The festal peal of bells greeted His Grace, Bishop Jerome, who lives and labors at the New Kursk Root Hermitage. He was accompanied by Readers Vasily Shevelchinsky and John Temidis. Longtime parishioners and parish treasurer Vyacheslav Maltsev greeted His Grace with bread and salt. At Liturgy, Bishop Jerome was concelebrated by Archpriest Nikolai Zhuravsky (cleric of the Georgian Orthodox Church and rector of the Georgian parish recently established at the Hermitage), Archpriest Ilya Gorsky (rector of Holy Virgin Protection Church in Nyack, NY), Archpriest Alexander Donchenko (rector of St. Nicholas Church in Poughkeepsie, NY), Abbot Cornelius (Apukhtin) and Priest George Temidis (parish clerics), Protodeacon Dimitri Temidis (cleric of Holy Protection Church in Nyack) and parish Deacon Alexey Pnev.

The parish of St. Nicholas Church in Poughkeepsie came to Mahopac, in order to celebrate the feast together. The two parishes have established a tradition of visiting for each other’s patronal feasts.

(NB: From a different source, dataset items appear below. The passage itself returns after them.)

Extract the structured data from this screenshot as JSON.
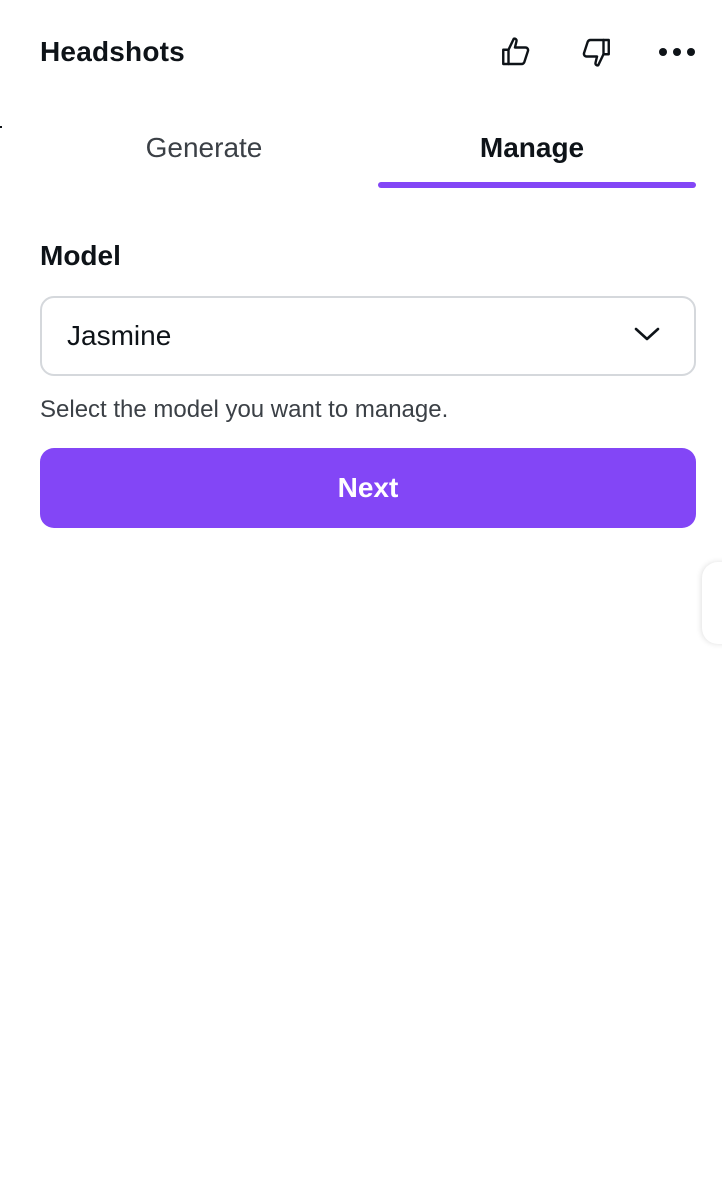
{
  "header": {
    "title": "Headshots",
    "icons": [
      "thumbs-up-icon",
      "thumbs-down-icon",
      "more-options-icon"
    ]
  },
  "tabs": [
    {
      "label": "Generate",
      "active": false
    },
    {
      "label": "Manage",
      "active": true
    }
  ],
  "form": {
    "model_label": "Model",
    "model_selected": "Jasmine",
    "helper_text": "Select the model you want to manage.",
    "next_label": "Next"
  },
  "colors": {
    "accent": "#8346f6",
    "text": "#0e1318",
    "border": "#d5d8dc"
  }
}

The Liturgy was held in the parish church. The choir sang prayerfully under the direction of longtime conductor Reader Maxim Needlman. During the Cherubic Hymn, some of the worshippers began to sing with the choir. The entire church sang the Creed triumphally, and "A Mercy of Peace" was touchingly sung by both choir and worshippers together. Among the large number of communicants were many children. Owing to the large number of people present, the faithful were communed from two chalices.

His Grace addressed the worshippers with two sermons: in Russian, on the words of the Epistle reading, "Now He which establisheth us with you in Christ, and hath anointed us, is God;" and in English, on the words of the Gospel for the Sunday before the Exaltation of the Cross: "For God so loved the world, that He gave His only-begotten Son, that whosoever believeth in Him should not perish, but have everlasting life."

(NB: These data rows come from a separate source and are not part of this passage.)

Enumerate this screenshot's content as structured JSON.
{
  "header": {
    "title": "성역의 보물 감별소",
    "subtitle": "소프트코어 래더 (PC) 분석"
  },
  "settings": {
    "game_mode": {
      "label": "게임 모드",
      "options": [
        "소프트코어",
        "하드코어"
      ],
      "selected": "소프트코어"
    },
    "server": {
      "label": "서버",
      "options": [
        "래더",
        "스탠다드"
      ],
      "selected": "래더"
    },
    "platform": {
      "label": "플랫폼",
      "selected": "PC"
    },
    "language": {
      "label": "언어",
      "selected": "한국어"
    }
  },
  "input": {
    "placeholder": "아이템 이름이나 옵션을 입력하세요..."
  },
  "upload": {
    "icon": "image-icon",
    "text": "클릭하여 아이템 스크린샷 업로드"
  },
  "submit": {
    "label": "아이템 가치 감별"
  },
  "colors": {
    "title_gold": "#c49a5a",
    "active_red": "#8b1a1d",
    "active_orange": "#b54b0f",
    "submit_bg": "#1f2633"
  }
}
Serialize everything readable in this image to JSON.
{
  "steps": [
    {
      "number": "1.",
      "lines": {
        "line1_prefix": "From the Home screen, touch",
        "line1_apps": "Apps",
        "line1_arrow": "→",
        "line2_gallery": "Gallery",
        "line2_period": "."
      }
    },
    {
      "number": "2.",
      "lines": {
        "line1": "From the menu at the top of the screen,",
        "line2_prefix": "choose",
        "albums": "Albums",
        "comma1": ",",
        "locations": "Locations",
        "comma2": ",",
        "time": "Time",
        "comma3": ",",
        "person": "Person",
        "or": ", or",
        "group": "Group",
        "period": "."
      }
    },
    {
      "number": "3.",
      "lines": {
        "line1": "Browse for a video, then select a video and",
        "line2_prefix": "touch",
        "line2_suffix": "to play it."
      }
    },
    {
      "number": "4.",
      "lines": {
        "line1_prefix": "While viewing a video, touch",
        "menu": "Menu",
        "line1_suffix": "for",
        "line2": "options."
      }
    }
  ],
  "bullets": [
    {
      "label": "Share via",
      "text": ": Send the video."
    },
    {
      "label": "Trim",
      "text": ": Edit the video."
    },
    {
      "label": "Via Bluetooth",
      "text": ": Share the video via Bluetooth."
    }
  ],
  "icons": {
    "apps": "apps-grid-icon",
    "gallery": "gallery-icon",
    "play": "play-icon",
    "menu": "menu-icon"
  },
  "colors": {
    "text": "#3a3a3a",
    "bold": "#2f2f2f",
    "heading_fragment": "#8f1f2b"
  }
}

A procession was held around the entire church. A congratulatory note bearing well-wishing from Metropolitan Hilarion was read aloud, which said, in part: "I rejoice alongside you in remembering the great miracle of the uncovering of the Kursk Root Icon of the Mother of God in 1295, on the very day of this Theotokion feast. The original Kursk Icon of the Most Holy Virgin has been with us in the Diaspora since 1920, and from the beginning of the 1950s, upon the Icon’s arrival from Europe, our New Kursk Root Hermitage was founded as her first home in America. During these festal days, just as in the Synodal Cathedral, so also at the Hermitage, is the Mother of God, our Protectress and Guide, especially glorified for her intercession for us. Several days ago, the Kursk Root Icon departed for its annual visitation to its homeland of Kursk, but its wonderworking copy remains at the New Kursk Root Hermitage, serving as a joy and comfort to all of the faithful."

After the Polychronion was intoned, over 200 people venerated the cross.

A home-style luncheon, prepared through the efforts of the sisterhood, parishioners, and guests, was a great success. People sat and interacted in the parish hall, as well as outside in the fresh air at well set tables. A panihida was served at the parish cemetery. Some of the pilgrims ventured out to the pondside Chapel of the Icon of the Mother of God "of the Passion," consecrated in 1964, which was newly restored after having been damaged by a falling tree.

The church also held a booksale for old books in Russian and English, all of the proceeds from which went to benefit the parish.

The celebrations at the New Kursk Root Hermitage were full of joy, and those in attendance felt themselves at home.